The mother who is hopeful– that she
will hold her own child someday.
There she has
been through the journey of innumerable prayers, moments of disgust, lost hope
and revived faith. She in her mind, has made a million pictures of their unborn;
lived a thousand unlived moments of holding, playing, cuddling, and rejoicing.
She just can’t hold over the fact that how beautiful their life would be when
it happens. Days, months and years have passed, she has learnt to live in
acceptance and anticipation.
But this
journey has given her something which is beyond the superficial.
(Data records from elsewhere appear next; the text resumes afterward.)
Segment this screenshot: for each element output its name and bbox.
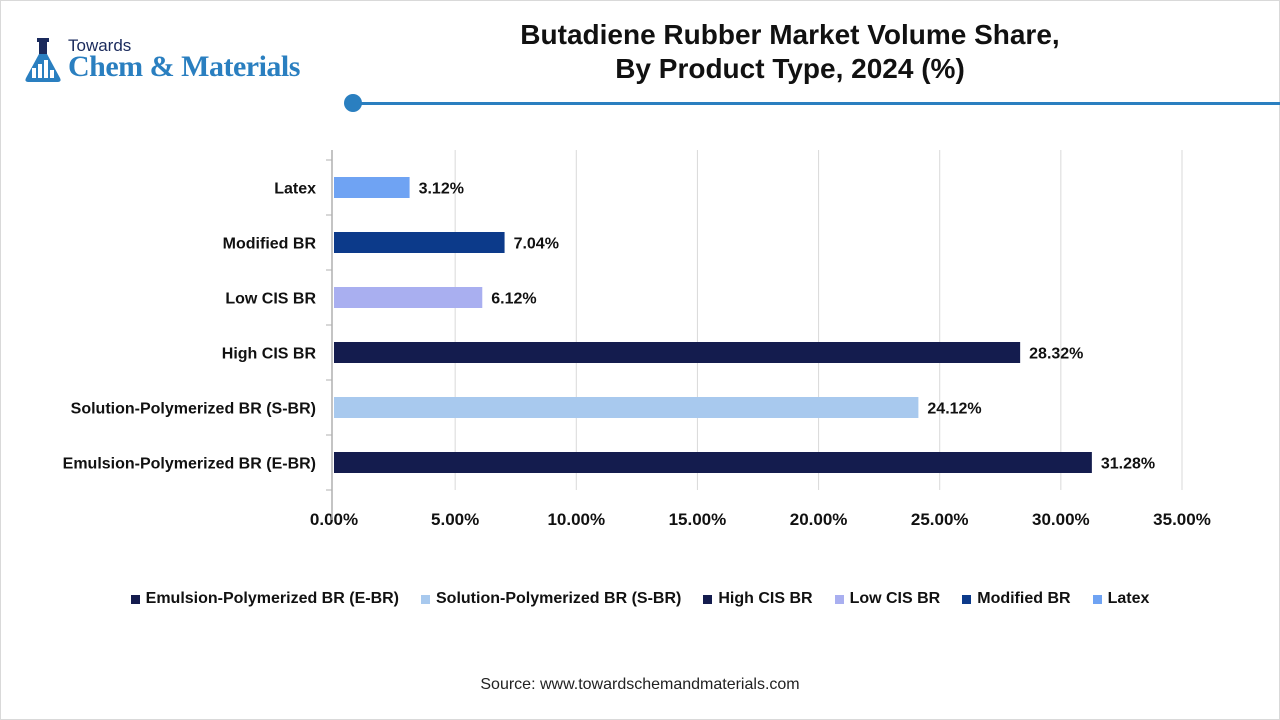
flask-logo-icon	[25, 38, 61, 82]
x-tick-label: 10.00%	[547, 510, 605, 529]
bar-value-label: 3.12%	[419, 181, 464, 198]
category-label: High CIS BR	[222, 346, 317, 363]
x-tick-label: 35.00%	[1153, 510, 1211, 529]
x-tick-label: 20.00%	[790, 510, 848, 529]
logo: Towards Chem & Materials	[22, 36, 342, 86]
legend-label: High CIS BR	[718, 590, 813, 607]
legend-label: Latex	[1107, 590, 1150, 607]
bar-value-label: 31.28%	[1101, 456, 1155, 473]
legend-label: Modified BR	[977, 590, 1071, 607]
bar	[334, 177, 410, 198]
legend-swatch	[130, 594, 140, 604]
bar	[334, 452, 1092, 473]
title-line-2: By Product Type, 2024 (%)	[615, 53, 965, 84]
x-tick-label: 30.00%	[1032, 510, 1090, 529]
legend-swatch	[703, 594, 713, 604]
legend-label: Low CIS BR	[849, 590, 941, 607]
logo-towards-text: Towards	[68, 36, 132, 55]
legend-item: Emulsion-Polymerized BR (E-BR)	[130, 590, 399, 608]
x-tick-label: 5.00%	[431, 510, 479, 529]
legend-label: Solution-Polymerized BR (S-BR)	[436, 590, 682, 607]
x-tick-label: 25.00%	[911, 510, 969, 529]
bar-value-label: 28.32%	[1029, 346, 1083, 363]
legend-swatch	[421, 594, 430, 604]
logo-name-text: Chem & Materials	[68, 50, 300, 83]
legend-item: Latex	[1092, 590, 1150, 608]
chart-title: Butadiene Rubber Market Volume Share, By…	[440, 18, 1140, 86]
bar	[334, 342, 1021, 363]
bar	[334, 232, 505, 253]
legend-swatch	[962, 594, 972, 604]
source-text: Source: www.towardschemandmaterials.com	[480, 676, 800, 693]
title-underline	[354, 102, 1280, 105]
category-label: Solution-Polymerized BR (S-BR)	[71, 401, 316, 418]
category-label: Low CIS BR	[225, 291, 316, 308]
x-tick-label: 15.00%	[669, 510, 727, 529]
category-label: Latex	[274, 181, 316, 198]
legend-label: Emulsion-Polymerized BR (E-BR)	[145, 590, 399, 607]
legend-item: High CIS BR	[703, 590, 813, 608]
chart-legend: Emulsion-Polymerized BR (E-BR) Solution-P…	[0, 590, 1280, 608]
bar	[334, 287, 483, 308]
legend-item: Low CIS BR	[834, 590, 941, 608]
category-label: Modified BR	[223, 236, 317, 253]
x-tick-label: 0.00%	[310, 510, 358, 529]
title-line-1: Butadiene Rubber Market Volume Share,	[520, 19, 1060, 50]
legend-item: Solution-Polymerized BR (S-BR)	[421, 590, 681, 608]
bar-value-label: 6.12%	[491, 291, 536, 308]
bar-value-label: 24.12%	[927, 401, 981, 418]
legend-swatch	[1092, 594, 1102, 604]
legend-swatch	[834, 594, 844, 604]
category-label: Emulsion-Polymerized BR (E-BR)	[63, 456, 316, 473]
bar	[334, 397, 919, 418]
bar-value-label: 7.04%	[514, 236, 559, 253]
legend-item: Modified BR	[962, 590, 1071, 608]
title-underline-dot	[344, 94, 362, 112]
bar-chart: 0.00% 5.00% 10.00% 15.00% 20.00% 25.00% 30.00%…	[63, 150, 1211, 529]
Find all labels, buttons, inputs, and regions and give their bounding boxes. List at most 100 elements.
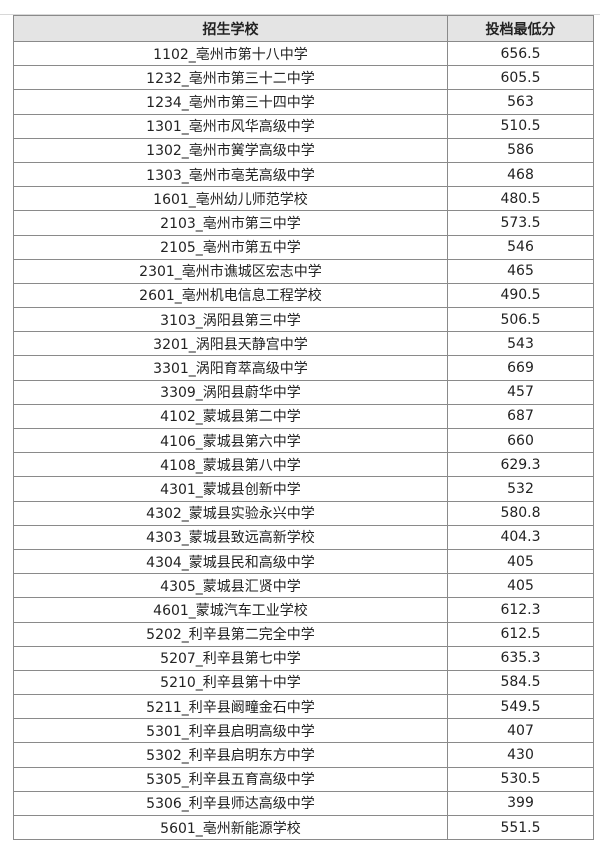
table-row: 4102_蒙城县第二中学 687	[13, 403, 594, 430]
table-row: 5207_利辛县第七中学 635.3	[13, 645, 594, 671]
top-divider	[0, 14, 600, 15]
min-score-cell: 465	[447, 258, 594, 284]
table-row: 1102_亳州市第十八中学 656.5	[13, 40, 594, 67]
school-cell: 2103_亳州市第三中学	[13, 210, 448, 236]
header-school: 招生学校	[13, 15, 448, 42]
school-cell: 5207_利辛县第七中学	[13, 645, 448, 671]
header-min-score: 投档最低分	[447, 15, 594, 42]
school-cell: 3103_涡阳县第三中学	[13, 307, 448, 333]
school-cell: 1301_亳州市风华高级中学	[13, 113, 448, 139]
min-score-cell: 635.3	[447, 645, 594, 671]
table-row: 4303_蒙城县致远高新学校 404.3	[13, 524, 594, 550]
school-cell: 5301_利辛县启明高级中学	[13, 718, 448, 744]
min-score-cell: 405	[447, 548, 594, 575]
table-row: 2103_亳州市第三中学 573.5	[13, 210, 594, 236]
school-cell: 2105_亳州市第五中学	[13, 234, 448, 260]
min-score-cell: 612.5	[447, 621, 594, 647]
table-row: 1234_亳州市第三十四中学 563	[13, 89, 594, 115]
table-row: 4305_蒙城县汇贤中学 405	[13, 573, 594, 599]
school-cell: 4108_蒙城县第八中学	[13, 452, 448, 478]
table-row: 5301_利辛县启明高级中学 407	[13, 718, 594, 744]
table-row: 1232_亳州市第三十二中学 605.5	[13, 65, 594, 91]
table-row: 3309_涡阳县蔚华中学 457	[13, 379, 594, 405]
school-cell: 4301_蒙城县创新中学	[13, 476, 448, 502]
min-score-cell: 563	[447, 89, 594, 115]
school-cell: 5302_利辛县启明东方中学	[13, 742, 448, 768]
school-cell: 5202_利辛县第二完全中学	[13, 621, 448, 647]
min-score-cell: 510.5	[447, 113, 594, 139]
school-cell: 4304_蒙城县民和高级中学	[13, 548, 448, 575]
table-row: 2601_亳州机电信息工程学校 490.5	[13, 282, 594, 309]
school-cell: 3301_涡阳育萃高级中学	[13, 355, 448, 381]
min-score-cell: 669	[447, 355, 594, 381]
school-cell: 3201_涡阳县天静宫中学	[13, 331, 448, 357]
table-row: 1303_亳州市亳芜高级中学 468	[13, 161, 594, 188]
table-row: 5202_利辛县第二完全中学 612.5	[13, 621, 594, 647]
min-score-cell: 399	[447, 790, 594, 817]
school-cell: 4302_蒙城县实验永兴中学	[13, 500, 448, 526]
table-row: 5210_利辛县第十中学 584.5	[13, 669, 594, 696]
min-score-cell: 605.5	[447, 65, 594, 91]
min-score-cell: 430	[447, 742, 594, 768]
school-cell: 5601_亳州新能源学校	[13, 814, 448, 841]
school-cell: 4305_蒙城县汇贤中学	[13, 573, 448, 599]
table-row: 4106_蒙城县第六中学 660	[13, 427, 594, 454]
table-row: 4304_蒙城县民和高级中学 405	[13, 548, 594, 575]
table-row: 4108_蒙城县第八中学 629.3	[13, 452, 594, 478]
school-cell: 4303_蒙城县致远高新学校	[13, 524, 448, 550]
school-cell: 1601_亳州幼儿师范学校	[13, 186, 448, 212]
school-cell: 1232_亳州市第三十二中学	[13, 65, 448, 91]
min-score-cell: 586	[447, 137, 594, 163]
min-score-cell: 405	[447, 573, 594, 599]
min-score-cell: 404.3	[447, 524, 594, 550]
school-cell: 3309_涡阳县蔚华中学	[13, 379, 448, 405]
school-cell: 1302_亳州市黉学高级中学	[13, 137, 448, 163]
table-row: 4301_蒙城县创新中学 532	[13, 476, 594, 502]
table-row: 5302_利辛县启明东方中学 430	[13, 742, 594, 768]
school-cell: 2601_亳州机电信息工程学校	[13, 282, 448, 309]
table-row: 3103_涡阳县第三中学 506.5	[13, 307, 594, 333]
table-row: 1601_亳州幼儿师范学校 480.5	[13, 186, 594, 212]
min-score-cell: 584.5	[447, 669, 594, 696]
min-score-cell: 573.5	[447, 210, 594, 236]
table-row: 1302_亳州市黉学高级中学 586	[13, 137, 594, 163]
table-row: 5305_利辛县五育高级中学 530.5	[13, 766, 594, 792]
min-score-cell: 468	[447, 161, 594, 188]
table-row: 3301_涡阳育萃高级中学 669	[13, 355, 594, 381]
table-row: 5211_利辛县阚疃金石中学 549.5	[13, 694, 594, 720]
table-row: 4601_蒙城汽车工业学校 612.3	[13, 597, 594, 623]
school-cell: 1303_亳州市亳芜高级中学	[13, 161, 448, 188]
min-score-cell: 660	[447, 427, 594, 454]
min-score-cell: 543	[447, 331, 594, 357]
school-cell: 2301_亳州市谯城区宏志中学	[13, 258, 448, 284]
min-score-cell: 490.5	[447, 282, 594, 309]
school-cell: 5305_利辛县五育高级中学	[13, 766, 448, 792]
school-cell: 5211_利辛县阚疃金石中学	[13, 694, 448, 720]
admission-score-table: 招生学校 投档最低分 1102_亳州市第十八中学 656.5 1232_亳州市第三十…	[13, 15, 594, 841]
min-score-cell: 506.5	[447, 307, 594, 333]
min-score-cell: 532	[447, 476, 594, 502]
school-cell: 1234_亳州市第三十四中学	[13, 89, 448, 115]
school-cell: 4601_蒙城汽车工业学校	[13, 597, 448, 623]
min-score-cell: 551.5	[447, 814, 594, 841]
school-cell: 1102_亳州市第十八中学	[13, 40, 448, 67]
school-cell: 4106_蒙城县第六中学	[13, 427, 448, 454]
table-row: 2301_亳州市谯城区宏志中学 465	[13, 258, 594, 284]
table-row: 5306_利辛县师达高级中学 399	[13, 790, 594, 817]
min-score-cell: 629.3	[447, 452, 594, 478]
header-row: 招生学校 投档最低分	[13, 15, 594, 42]
min-score-cell: 530.5	[447, 766, 594, 792]
table-row: 4302_蒙城县实验永兴中学 580.8	[13, 500, 594, 526]
school-cell: 5210_利辛县第十中学	[13, 669, 448, 696]
min-score-cell: 457	[447, 379, 594, 405]
table-row: 5601_亳州新能源学校 551.5	[13, 814, 594, 841]
min-score-cell: 580.8	[447, 500, 594, 526]
min-score-cell: 687	[447, 403, 594, 430]
table-row: 3201_涡阳县天静宫中学 543	[13, 331, 594, 357]
school-cell: 5306_利辛县师达高级中学	[13, 790, 448, 817]
min-score-cell: 656.5	[447, 40, 594, 67]
min-score-cell: 480.5	[447, 186, 594, 212]
min-score-cell: 612.3	[447, 597, 594, 623]
school-cell: 4102_蒙城县第二中学	[13, 403, 448, 430]
min-score-cell: 549.5	[447, 694, 594, 720]
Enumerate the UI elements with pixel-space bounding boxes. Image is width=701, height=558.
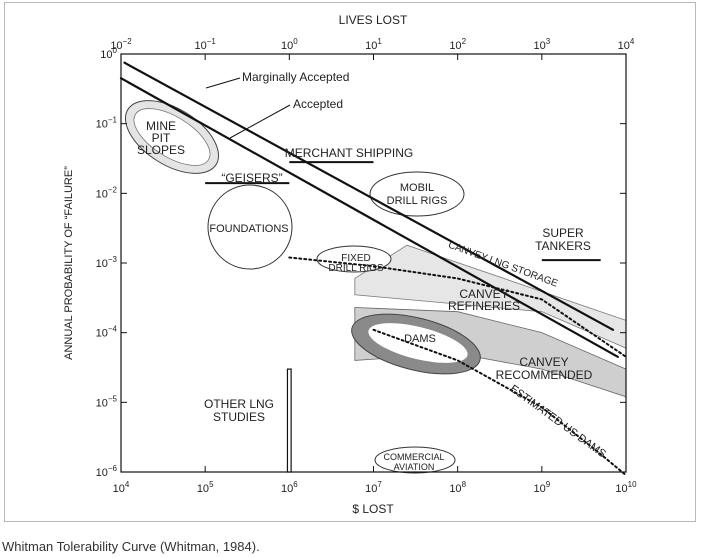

An unfazed faith
that there is nothing above God’s will– faith that everlasting happiness is
worth the wait. Forbearance– to stay strong through the most vulnerable moments.
Hope– that the best time is yet to come. And above all, the blessing of togetherness
with her other half, standing by her through thick and thin.
The mother who is bereaving the loss
of her child.
This can be
the most devastating thing that can ever be in one’s life. The child, who brought a new ray of hope, is
gone now. The pain is excruciating. She
has questioned the almighty, willed her own end over her beloved’s, stood
hopeless at the altar– all of it, times and over. But the truth is she has him
no more– lost to the disease, lost to the mishap, lost to the crime. God willed
this to her and the reason is beyond her understanding.
Amidst all the mayhem, she understands that this the time of test. From somewhere in the universe, she gets forbearance and strength to bear something unimaginable like this. She finds connection with God and learns to withstand the deadliest of challenges that life has thrown at her. She learns to part away from something so precious. It was given by him and taken away by him. This is something that teaches her to face any circumstance whatsoever in life.
Someone who has lost her mother.
There can be
nothing more terrible than this. Even a thought like this is enough to run
shivers down anyone’s spine. A mother is the first symbol of strength, love and
dedication. When she is gone, she leaves a void that is irreplaceable and a burden
which is heaviest to bear. The pain might grow less with time but the memory is
un-erasable.
However, God
always compensates for what he takes away. He sends angels to take care of
those in distress. He gives them a stronger mind to withstand; and an ability
to connect to a deeper level. And there she finds a whole new strength; and discovers
life through a whole new perspective.
Unfathomable gift of strength and more power to all such women. I love you, Happy Mothers Day!